|
|
 Originally Posted by Numbr2intheWorld
Money really isn't something you need a PhD to understand. It's easy to imagine what money is if you imagine what it would be like if there was none. Let's take a simple example. Let's say there's a chair maker and a horse breeder. The breeder wants chairs and the chairmaker wants a horse. They decide to trade 5 chairs for a horse.
Well what if the breeder doesn't want chairs? Then the chair maker has to trade his chairs for something the breeder wants. Here's where money comes into play. People essentially exchanged their chairs, horses, pigs, cigarettes, etc, for a synthetic thing that represented what they are worth. So the chairmaker went to the bank and asked for money for his chairs. But the bank doesn't want to deal with selling chairs, or horses, or pigs. So instead, they say they'll give the chairmaker money = to the value of his chairs. And now he buys a horse, and once he sells his chairs to someone else he pays back the bank. This allows the chairmaker to buy a horse without spending weeks trying to sell his chairs for something the breeder wants.
Money is just a chair, horse, or pig. If we win $100 in poker it's the exact same thing as winning two pigs, actually it's a lot better cause I don't want to pigs nor do I want to find someone who wants them. This is why we pay banks (through interest) to give us currency.
Wealth is created by producing a good or a service. Wealth is destroyed when someone uses that good or service.
In terms of the "If we grow a tomato, it means we're not growing a cucumber" thing, you're still creating a tomato. The only zero-sum possibility of this event is if we grow nothing at all.
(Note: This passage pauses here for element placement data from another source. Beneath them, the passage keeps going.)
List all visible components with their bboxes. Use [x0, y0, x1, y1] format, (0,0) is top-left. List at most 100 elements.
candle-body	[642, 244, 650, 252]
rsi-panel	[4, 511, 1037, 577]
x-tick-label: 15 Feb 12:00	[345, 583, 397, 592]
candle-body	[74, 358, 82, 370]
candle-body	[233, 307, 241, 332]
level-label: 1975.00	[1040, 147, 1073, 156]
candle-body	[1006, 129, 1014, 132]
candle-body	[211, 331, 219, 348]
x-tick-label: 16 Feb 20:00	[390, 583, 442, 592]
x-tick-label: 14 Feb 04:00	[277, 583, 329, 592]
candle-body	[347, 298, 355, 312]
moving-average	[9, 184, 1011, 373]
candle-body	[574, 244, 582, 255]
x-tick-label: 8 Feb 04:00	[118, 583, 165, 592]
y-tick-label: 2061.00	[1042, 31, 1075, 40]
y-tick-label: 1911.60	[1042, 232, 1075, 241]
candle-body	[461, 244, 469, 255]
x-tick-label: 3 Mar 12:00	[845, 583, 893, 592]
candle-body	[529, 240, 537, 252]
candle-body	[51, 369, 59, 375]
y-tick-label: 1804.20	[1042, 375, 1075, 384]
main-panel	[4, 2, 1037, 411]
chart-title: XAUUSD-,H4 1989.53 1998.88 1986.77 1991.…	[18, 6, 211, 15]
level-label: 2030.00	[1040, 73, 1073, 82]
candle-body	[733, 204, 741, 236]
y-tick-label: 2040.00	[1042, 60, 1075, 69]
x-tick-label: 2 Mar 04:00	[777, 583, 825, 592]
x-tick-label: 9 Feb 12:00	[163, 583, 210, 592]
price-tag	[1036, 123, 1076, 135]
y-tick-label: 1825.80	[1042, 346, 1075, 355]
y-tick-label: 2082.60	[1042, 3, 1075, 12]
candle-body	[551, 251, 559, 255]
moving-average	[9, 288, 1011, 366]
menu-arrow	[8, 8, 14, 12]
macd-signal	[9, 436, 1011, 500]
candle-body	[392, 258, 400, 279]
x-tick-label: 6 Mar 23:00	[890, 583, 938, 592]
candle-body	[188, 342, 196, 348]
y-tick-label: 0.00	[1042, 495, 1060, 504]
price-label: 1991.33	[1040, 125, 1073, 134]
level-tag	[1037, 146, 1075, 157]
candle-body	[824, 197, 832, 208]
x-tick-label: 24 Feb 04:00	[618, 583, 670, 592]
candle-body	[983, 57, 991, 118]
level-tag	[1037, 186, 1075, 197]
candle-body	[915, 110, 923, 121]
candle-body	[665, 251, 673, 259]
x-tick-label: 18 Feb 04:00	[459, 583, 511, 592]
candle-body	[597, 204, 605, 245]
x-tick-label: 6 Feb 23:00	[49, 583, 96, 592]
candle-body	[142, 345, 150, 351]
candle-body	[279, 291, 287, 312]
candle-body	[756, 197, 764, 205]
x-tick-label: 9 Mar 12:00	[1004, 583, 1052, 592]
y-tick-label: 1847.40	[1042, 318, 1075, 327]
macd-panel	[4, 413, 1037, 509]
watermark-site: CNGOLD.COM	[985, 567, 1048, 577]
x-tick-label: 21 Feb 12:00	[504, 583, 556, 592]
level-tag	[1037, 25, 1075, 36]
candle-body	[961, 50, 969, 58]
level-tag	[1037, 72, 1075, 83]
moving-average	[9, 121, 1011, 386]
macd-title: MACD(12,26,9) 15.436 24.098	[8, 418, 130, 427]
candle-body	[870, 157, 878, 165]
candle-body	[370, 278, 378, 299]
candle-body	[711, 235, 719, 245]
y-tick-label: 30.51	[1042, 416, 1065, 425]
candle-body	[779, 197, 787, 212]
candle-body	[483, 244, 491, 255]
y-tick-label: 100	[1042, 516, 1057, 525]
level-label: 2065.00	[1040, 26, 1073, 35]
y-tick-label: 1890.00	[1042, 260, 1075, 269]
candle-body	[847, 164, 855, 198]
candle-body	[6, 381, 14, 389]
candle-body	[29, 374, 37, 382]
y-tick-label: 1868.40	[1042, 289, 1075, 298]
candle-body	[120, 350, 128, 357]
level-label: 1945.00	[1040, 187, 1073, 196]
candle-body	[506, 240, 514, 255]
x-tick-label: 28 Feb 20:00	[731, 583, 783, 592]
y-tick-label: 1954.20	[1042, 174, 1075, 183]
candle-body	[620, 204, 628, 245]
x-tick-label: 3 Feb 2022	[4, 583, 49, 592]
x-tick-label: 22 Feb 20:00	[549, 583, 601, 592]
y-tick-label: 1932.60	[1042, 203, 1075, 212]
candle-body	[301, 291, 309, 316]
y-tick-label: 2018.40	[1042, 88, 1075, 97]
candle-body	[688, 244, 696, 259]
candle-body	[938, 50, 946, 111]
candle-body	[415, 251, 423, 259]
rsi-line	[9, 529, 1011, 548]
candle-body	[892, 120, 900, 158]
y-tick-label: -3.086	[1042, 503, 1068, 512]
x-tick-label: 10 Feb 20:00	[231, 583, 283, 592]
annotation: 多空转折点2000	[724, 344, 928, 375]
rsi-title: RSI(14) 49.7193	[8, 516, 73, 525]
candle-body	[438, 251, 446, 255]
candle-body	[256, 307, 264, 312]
Yeah, I understand money as the irreducible unit of trade, but the "if we grow a tomato we aren't growing a cucumber" isn't accurate. It means we're drawing all the bits and pieces of light, minerals and water that it takes to make a tomato from something. Wealth is created when you coax order (according to us) out of something. The tomatoes are only grown through the ordering of all the light, minerals and water used in their growth. It wasn't wealth until they were combined appropriately (according to us).